Regardons le trafic des aéroports français: Paris capte environ 90 millions de passagers. Nice à peine 11,5 millions. Que se passe-t-il chez le voisin européen ? En Allemagne, Francfort accueille 58 millions de passagers, Munich 38 millions et Berlin 26 millions. Portons le même regard sur l’Italie ou à Rome, 41 millions de passagers sont accueillis contre 36 à Milan. Enfin je ne voudrais pas enfoncer le clou, mais l’Espagne a également une excellente répartition des passagers aériens à Madrid, avec près de 40 millions et à Barcelone avec 35 millions. Vous constaterez que ces chiffres sont nettement plus équilibrés qu’en France où la tradition jacobine reste fortement ancrée alors que nous discutons maintenant depuis des mois d’une réelle réforme territoriale.

DéplacementsPros: Nice est-elle capable d’accueillir beaucoup plus de passagers?

Bernard Kleynhoff : Nous pouvons aller jusqu’à 18 millions de passagers par an avec la construction des nouvelles infrastructures qui sont en cours. Nous pouvons également envisager une extension de l’aéroport et concevoir de nouvelles aérogares. Mais aujourd’hui, commençons par bouger la taille des avions. Un gros porteur, c’est 20 à 30 % de voyageurs en plus. Cette simple hausse du nombre de passagers ne nous obligera pas dans un premier temps à faire bouger nos installations. Nous ne sommes pas opposés à l’idée d’être des entrepreneurs en matière d’accueil de passagers aériens, à la condition bien sûre d’obtenir les droits dont les compagnies ont besoin.

DéplacementsPros: Êtes-vous certain que le marché est bien là, au départ de Nice Côte d’Azur ?

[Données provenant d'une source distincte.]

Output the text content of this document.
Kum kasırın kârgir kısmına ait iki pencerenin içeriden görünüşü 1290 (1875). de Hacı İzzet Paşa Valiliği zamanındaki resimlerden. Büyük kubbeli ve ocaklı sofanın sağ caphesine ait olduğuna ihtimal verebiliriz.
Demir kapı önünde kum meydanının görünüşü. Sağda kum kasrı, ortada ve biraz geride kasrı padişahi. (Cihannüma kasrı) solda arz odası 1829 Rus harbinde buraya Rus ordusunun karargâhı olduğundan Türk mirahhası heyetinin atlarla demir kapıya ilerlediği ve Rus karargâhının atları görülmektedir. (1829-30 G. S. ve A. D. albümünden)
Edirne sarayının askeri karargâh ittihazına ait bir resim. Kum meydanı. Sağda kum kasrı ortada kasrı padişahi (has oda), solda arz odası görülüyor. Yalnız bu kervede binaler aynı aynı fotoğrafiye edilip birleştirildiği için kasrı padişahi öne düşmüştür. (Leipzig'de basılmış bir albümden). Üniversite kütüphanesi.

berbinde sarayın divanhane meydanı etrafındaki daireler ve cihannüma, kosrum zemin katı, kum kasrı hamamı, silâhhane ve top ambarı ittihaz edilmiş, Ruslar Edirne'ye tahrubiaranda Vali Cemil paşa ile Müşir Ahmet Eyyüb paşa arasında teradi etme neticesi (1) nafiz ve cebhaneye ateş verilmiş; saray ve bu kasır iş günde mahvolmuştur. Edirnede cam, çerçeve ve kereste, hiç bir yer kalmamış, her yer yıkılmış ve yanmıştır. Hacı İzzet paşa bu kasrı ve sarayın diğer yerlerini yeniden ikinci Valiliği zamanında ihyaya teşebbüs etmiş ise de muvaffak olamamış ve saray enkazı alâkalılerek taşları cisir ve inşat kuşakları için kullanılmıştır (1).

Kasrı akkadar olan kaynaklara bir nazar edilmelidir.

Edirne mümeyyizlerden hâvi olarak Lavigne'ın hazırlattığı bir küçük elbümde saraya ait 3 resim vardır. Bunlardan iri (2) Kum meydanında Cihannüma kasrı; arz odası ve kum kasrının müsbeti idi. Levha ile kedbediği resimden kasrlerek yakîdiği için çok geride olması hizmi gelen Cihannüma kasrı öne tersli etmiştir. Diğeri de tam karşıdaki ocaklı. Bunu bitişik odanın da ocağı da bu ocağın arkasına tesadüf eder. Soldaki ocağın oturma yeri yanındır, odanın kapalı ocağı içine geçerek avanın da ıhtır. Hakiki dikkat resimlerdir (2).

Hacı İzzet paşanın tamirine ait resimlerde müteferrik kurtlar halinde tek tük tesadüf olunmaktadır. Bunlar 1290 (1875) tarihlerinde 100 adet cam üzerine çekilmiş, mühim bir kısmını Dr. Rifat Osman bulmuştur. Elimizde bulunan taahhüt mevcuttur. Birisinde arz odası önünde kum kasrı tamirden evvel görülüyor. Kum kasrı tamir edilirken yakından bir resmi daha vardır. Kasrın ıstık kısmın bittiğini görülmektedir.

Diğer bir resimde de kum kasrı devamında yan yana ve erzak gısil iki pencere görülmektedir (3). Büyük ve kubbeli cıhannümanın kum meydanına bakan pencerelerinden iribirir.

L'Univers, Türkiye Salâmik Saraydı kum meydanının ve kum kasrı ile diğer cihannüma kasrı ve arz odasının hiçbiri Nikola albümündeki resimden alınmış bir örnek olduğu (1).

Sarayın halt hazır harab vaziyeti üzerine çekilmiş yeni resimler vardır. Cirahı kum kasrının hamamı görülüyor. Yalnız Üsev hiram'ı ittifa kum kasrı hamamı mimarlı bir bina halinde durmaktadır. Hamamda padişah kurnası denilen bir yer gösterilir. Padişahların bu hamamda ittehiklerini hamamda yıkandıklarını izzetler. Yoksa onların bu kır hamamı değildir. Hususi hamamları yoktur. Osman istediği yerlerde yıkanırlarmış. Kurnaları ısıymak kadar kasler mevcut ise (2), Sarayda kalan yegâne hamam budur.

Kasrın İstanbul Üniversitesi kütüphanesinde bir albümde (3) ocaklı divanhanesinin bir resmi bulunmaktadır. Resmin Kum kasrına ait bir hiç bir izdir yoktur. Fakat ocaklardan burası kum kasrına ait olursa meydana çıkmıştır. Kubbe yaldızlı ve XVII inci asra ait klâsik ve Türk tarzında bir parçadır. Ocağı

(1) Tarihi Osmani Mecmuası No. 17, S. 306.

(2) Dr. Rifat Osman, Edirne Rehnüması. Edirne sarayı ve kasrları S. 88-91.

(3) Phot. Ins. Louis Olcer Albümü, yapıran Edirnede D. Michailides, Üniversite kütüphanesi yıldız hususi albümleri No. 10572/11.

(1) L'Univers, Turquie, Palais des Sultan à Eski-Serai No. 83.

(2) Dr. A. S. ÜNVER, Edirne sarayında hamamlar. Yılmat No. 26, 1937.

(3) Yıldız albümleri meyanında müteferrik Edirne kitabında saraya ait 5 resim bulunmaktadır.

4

Bernard Kleynhoff : Encore une fois, avant de faire des études coûteuses, il faut être certain que nous aurons les droits de trafic. Quand Emirates demande trois ouvertures supplémentaires, c’est que la compagnie a bien analysé le besoin. Quand Qatar Airways quitte Nice pour exploiter ses droits de trafic à Paris, c’est au détriment de nos territoires. Je ne sais pas où et comment se situe réellement le marché, mais ce n’est pas la question prioritaire. Ni le besoin que nous exprimons dans l’immédiat. Il ne faut pas mettre la charrue avant les bœufs. Obtenons les autorisations et travaillons sur les études de marché.

DéplacementsPros: Êtes-vous optimistes sur le résultat de cette pétition ?

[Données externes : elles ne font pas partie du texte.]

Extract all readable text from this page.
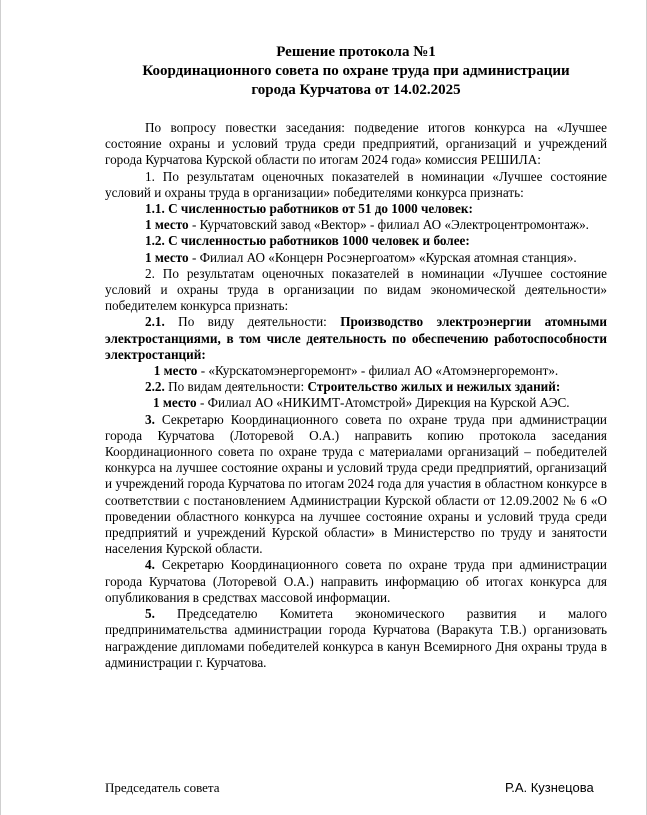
Решение протокола №1
Координационного совета по охране труда при администрации
города Курчатова от 14.02.2025

По вопросу повестки заседания: подведение итогов конкурса на «Лучшее состояние охраны и условий труда среди предприятий, организаций и учреждений города Курчатова Курской области по итогам 2024 года» комиссия РЕШИЛА:

1. По результатам оценочных показателей в номинации «Лучшее состояние условий и охраны труда в организации» победителями конкурса признать:

1.1. С численностью работников от 51 до 1000 человек:

1 место - Курчатовский завод «Вектор» - филиал АО «Электроцентромонтаж».

1.2. С численностью работников 1000 человек и более:

1 место - Филиал АО «Концерн Росэнергоатом» «Курская атомная станция».

2. По результатам оценочных показателей в номинации «Лучшее состояние условий и охраны труда в организации по видам экономической деятельности» победителем конкурса признать:

2.1. По виду деятельности: Производство электроэнергии атомными электростанциями, в том числе деятельность по обеспечению работоспособности электростанций:

1 место - «Курскатомэнергоремонт» - филиал АО «Атомэнергоремонт».

2.2. По видам деятельности: Строительство жилых и нежилых зданий:

1 место - Филиал АО «НИКИМТ-Атомстрой» Дирекция на Курской АЭС.

3. Секретарю Координационного совета по охране труда при администрации города Курчатова (Лоторевой О.А.) направить копию протокола заседания Координационного совета по охране труда с материалами организаций – победителей конкурса на лучшее состояние охраны и условий труда среди предприятий, организаций и учреждений города Курчатова по итогам 2024 года для участия в областном конкурсе в соответствии с постановлением Администрации Курской области от 12.09.2002 № 6 «О проведении областного конкурса на лучшее состояние охраны и условий труда среди предприятий и учреждений Курской области» в Министерство по труду и занятости населения Курской области.

4. Секретарю Координационного совета по охране труда при администрации города Курчатова (Лоторевой О.А.) направить информацию об итогах конкурса для опубликования в средствах массовой информации.

5. Председателю Комитета экономического развития и малого предпринимательства администрации города Курчатова (Варакута Т.В.) организовать награждение дипломами победителей конкурса в канун Всемирного Дня охраны труда в администрации г. Курчатова.

Председатель совета	Р.А. Кузнецова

Bernard Kleynhoff : Je suis déjà confiant sur la mobilisation que j’ai pu constater autour de cette pétition et je voudrais d’ailleurs préciser que nous avons réfléchi avec l’aéroport de Lyon à la meilleure façon d’optimiser cette demande qui pourrait exister ailleurs qu’à Nice.
Je suis ensuite confiant sur le résultat car l’ensemble de cette action va dans le sens souhaité par la réforme territoriale que j’évoque dans vos colonnes. Je ne pense pas que l’on puisse dire à un territoire de se développer sans lui donner toutes les autorisations pour lui permettre d’être de plus en plus compétitif. Je reviens encore une fois sur l’exemple allemand que je donnais à l’instant, la gestion des Landers passe par des discussions permanentes avec les autorités de l’aviation civile même si,parfois, comme nous ils n’obtiennent pas satisfaction pour la hausse des fréquences à l’international. Enfin je crois que l’égalité des territoires passe par cette fameuse liberté d’action qui me semble essentielle chez nous, région touristique et économique.

Entretien réalisé par Marcel Lévy.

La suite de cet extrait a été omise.